'black odyssey' review — 'Odyssey' adaptation provides delight and despair
Read our review of Marcus Gardley's black odyssey, a new play directed by Stevie Walker-Webb, which is currently playing off Broadway through March 26.
Odysseus, the tortured hero of Homer’s Odyssey, spends 10 years lost at sea en route home to Ithaca. Ulysses (Sean Boyce Johnson), a Black American soldier deployed to Afghanistan, travels decades through his own bloodstream to reach his despondent wife and son, searching sea, river, and Harlem for the ancestor who will “baptize you of the blood on your hands,” as Deus (James T. Alfred) tells him, so he will be worthy of his home.
Thus sets sail black odyssey, the modern retelling from Marcus Gardley running at Classic Stage Company. Stevie Walker-Webb directs a Greek chorus of actors who move as one to guide Ulysses onward as his head fills with water and he struggles to remember his bearings. Adrienne C. Moore and Lance Coadie Williams anchor the chorus, gliding from role to role with ease and grounding the heart of the piece as Artez — the proud Grand Marshall in the Second Line parade — and Alsendra, a couple taking refuge on the roof of their home during a Noah’s Ark-scale flood.
UptownWorks, the production company that provided sound design, plays audio of stranded storm survivors neglected by the U.S. government in transition to the flood setting, cementing a link between the Biblical stories of old and climate disasters of today. Most audiences would absorb this link without further instruction, but Artez and Alsendra then explain that God began “spitting curses on the Earth” since the murders of Malcom X and President Kennedy and has been crying 40 days and nights since the assassination of Dr. King.

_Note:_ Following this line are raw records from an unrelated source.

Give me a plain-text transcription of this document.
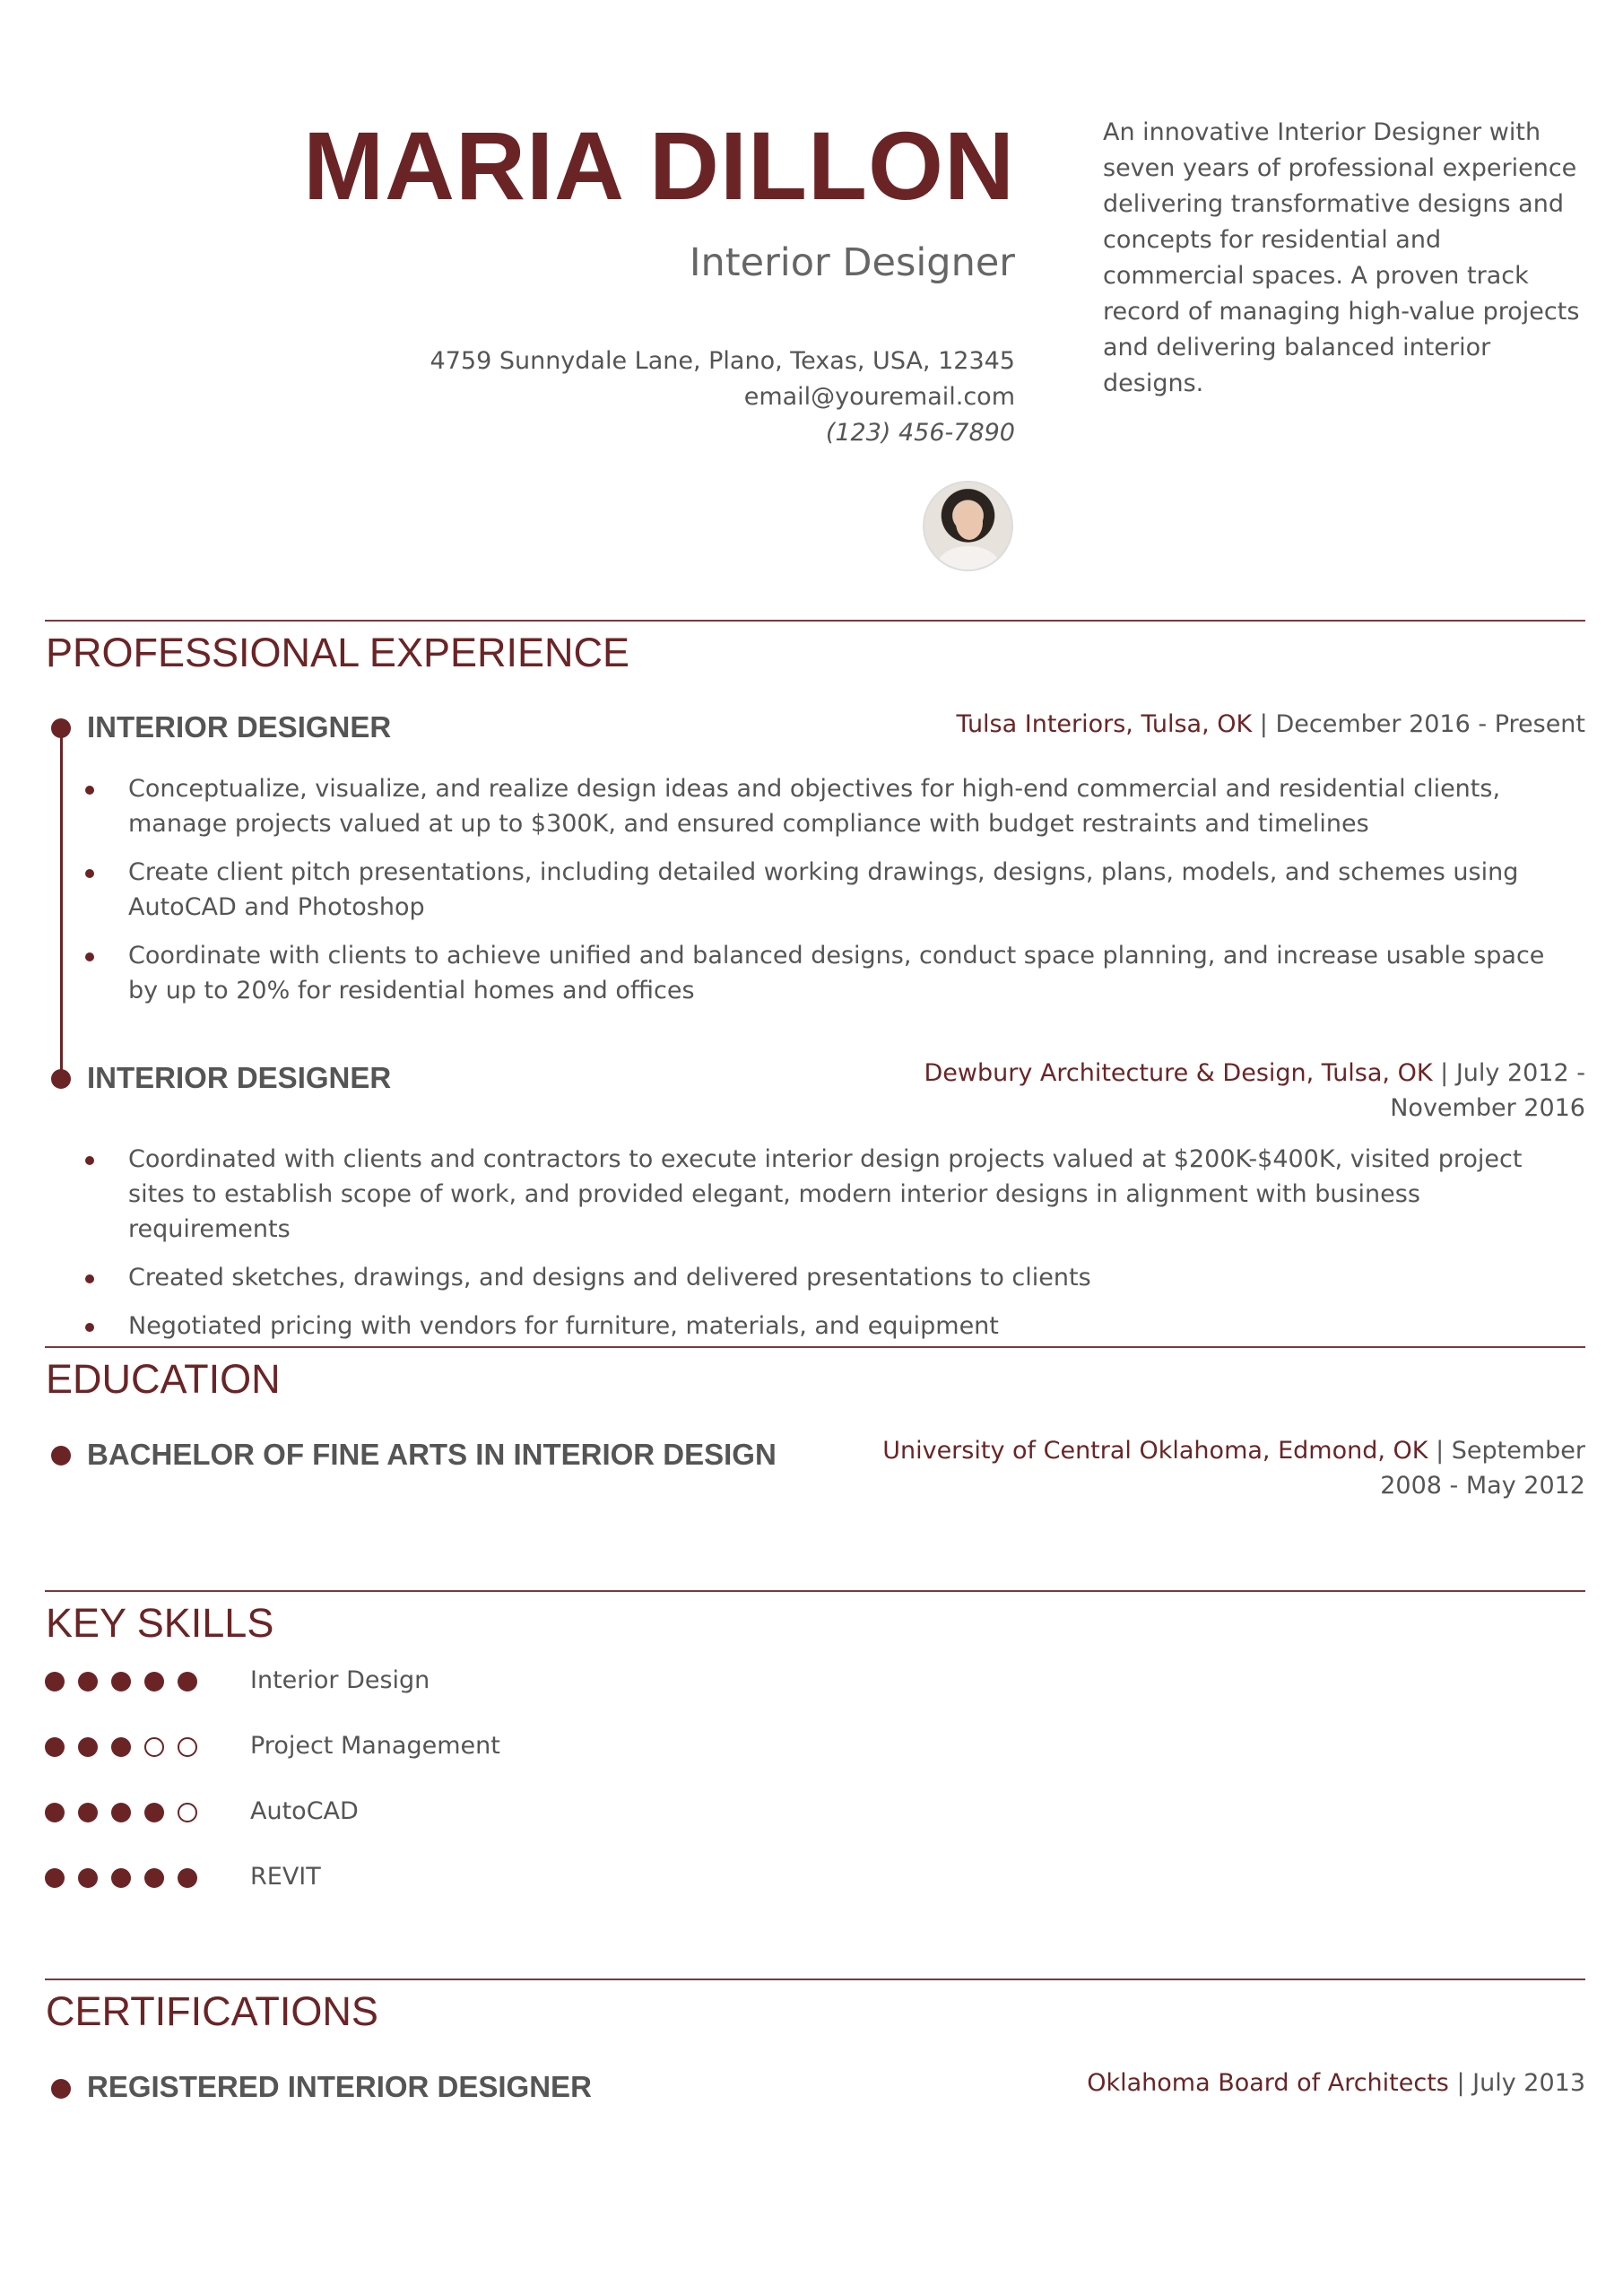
MARIA DILLON
Interior Designer
4759 Sunnydale Lane, Plano, Texas, USA, 12345
email@youremail.com
(123) 456-7890
An innovative Interior Designer with seven years of professional experience delivering transformative designs and concepts for residential and commercial spaces. A proven track record of managing high-value projects and delivering balanced interior designs.
PROFESSIONAL EXPERIENCE
INTERIOR DESIGNER	Tulsa Interiors, Tulsa, OK | December 2016 - Present
Conceptualize, visualize, and realize design ideas and objectives for high-end commercial and residential clients, manage projects valued at up to $300K, and ensured compliance with budget restraints and timelines
Create client pitch presentations, including detailed working drawings, designs, plans, models, and schemes using AutoCAD and Photoshop
Coordinate with clients to achieve unified and balanced designs, conduct space planning, and increase usable space by up to 20% for residential homes and offices
INTERIOR DESIGNER	Dewbury Architecture & Design, Tulsa, OK | July 2012 - November 2016
Coordinated with clients and contractors to execute interior design projects valued at $200K-$400K, visited project sites to establish scope of work, and provided elegant, modern interior designs in alignment with business requirements
Created sketches, drawings, and designs and delivered presentations to clients
Negotiated pricing with vendors for furniture, materials, and equipment
EDUCATION
BACHELOR OF FINE ARTS IN INTERIOR DESIGN	University of Central Oklahoma, Edmond, OK | September 2008 - May 2012
KEY SKILLS
Interior Design
Project Management
AutoCAD
REVIT
CERTIFICATIONS
REGISTERED INTERIOR DESIGNER	Oklahoma Board of Architects | July 2013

This rather abrupt tonal shift from the subtle to the heavy-handed characterizes the main structural issue with black odyssey: The play is at times captivating and clever, but it is more interested in reveling in its own cleverness than in seeing its choices through. The unevenness makes Gardley’s script feel a little corny in its reliance on on-the-nose pronouncements; Ulysses welcomes us back from intermission with a cringe-worthy choral proclamation: “American Dream was a nightmare programmed to keep me asleep and broke. But I got news: I’m woke.”

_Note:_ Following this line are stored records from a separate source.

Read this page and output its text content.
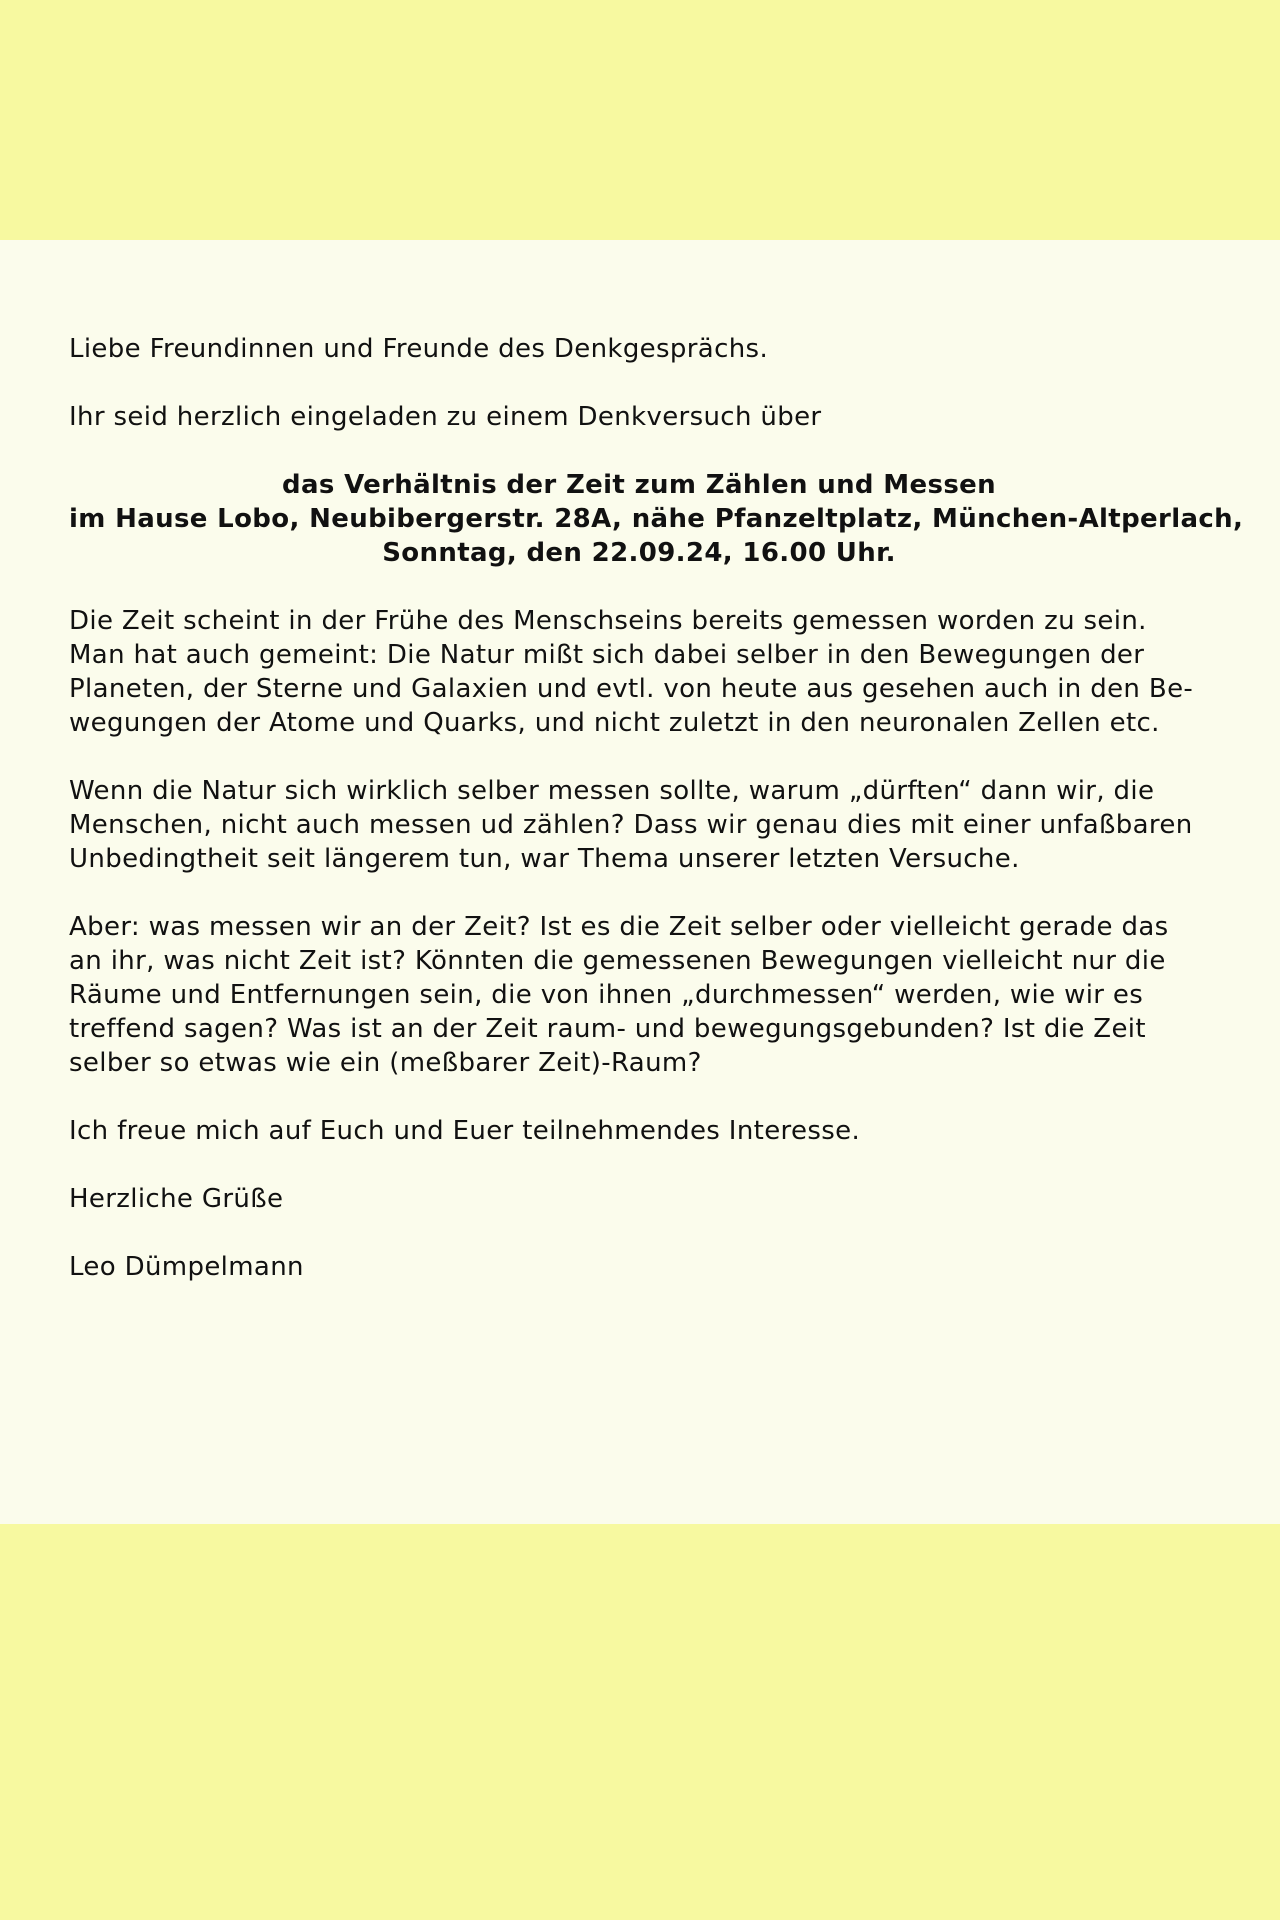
Liebe Freundinnen und Freunde des Denkgesprächs.

Ihr seid herzlich eingeladen zu einem Denkversuch über

das Verhältnis der Zeit zum Zählen und Messen
im Hause Lobo, Neubibergerstr. 28A, nähe Pfanzeltplatz, München-Altperlach,
Sonntag, den 22.09.24, 16.00 Uhr.

Die Zeit scheint in der Frühe des Menschseins bereits gemessen worden zu sein.
Man hat auch gemeint: Die Natur mißt sich dabei selber in den Bewegungen der
Planeten, der Sterne und Galaxien und evtl. von heute aus gesehen auch in den Be-
wegungen der Atome und Quarks, und nicht zuletzt in den neuronalen Zellen etc.

Wenn die Natur sich wirklich selber messen sollte, warum „dürften“ dann wir, die
Menschen, nicht auch messen ud zählen? Dass wir genau dies mit einer unfaßbaren
Unbedingtheit seit längerem tun, war Thema unserer letzten Versuche.

Aber: was messen wir an der Zeit? Ist es die Zeit selber oder vielleicht gerade das
an ihr, was nicht Zeit ist? Könnten die gemessenen Bewegungen vielleicht nur die
Räume und Entfernungen sein, die von ihnen „durchmessen“ werden, wie wir es
treffend sagen? Was ist an der Zeit raum- und bewegungsgebunden? Ist die Zeit
selber so etwas wie ein (meßbarer Zeit)-Raum?

Ich freue mich auf Euch und Euer teilnehmendes Interesse.

Herzliche Grüße

Leo Dümpelmann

The framing of the Greek gods playing chess with the lives of men guides black odyssey through its highs and lows, and the performances all soar even as the script sours. Jimonn Cole’s bitter Paw Sidin (Poseidon) is a worthy antagonist whose earned ire provides a thought-provoking conflict, while Harriett D. Foy charms and enchants as Aunt Tina (Athena).
The dark comedy provides indulgent updates on Greek mythological figures that delight even as Ulysses despairs: The prophet Tiresias is now “Superfy,” shepherding Ulysses through trials with his disco moves. The Sirens threatening to shipwreck Ulysses now embody Diana Ross, Tina Turner, and James Brown, crooning and kicking in costume designer Kindall Almond’s silver sequins as the audience howls with laughter. Moore’s soul food monologue as Circe is, to pardon the pun, downright delicious.
Tẹmídayọ Amay is also an endearing and adorable treat as the 10-year-old Benevolence, a flood survivor who likes magic, stories, and freeze tag. Gardley and Walker-Webb don’t give the character nearly enough to do, and their near-omniscient presence sometime distracts from a given stage picture. An eventual reveal on the nature of their character doesn’t make up for a lack of development, especially with the gifted Amay proving they can handle more intricate work.
Despite the performances, black odyssey’s central message that the worst of your offenses will be pardoned by the best of your ancestors is a confounding one — especially when we learn of Ulysses’s offense — that muddies the waters of an otherwise gorgeous production.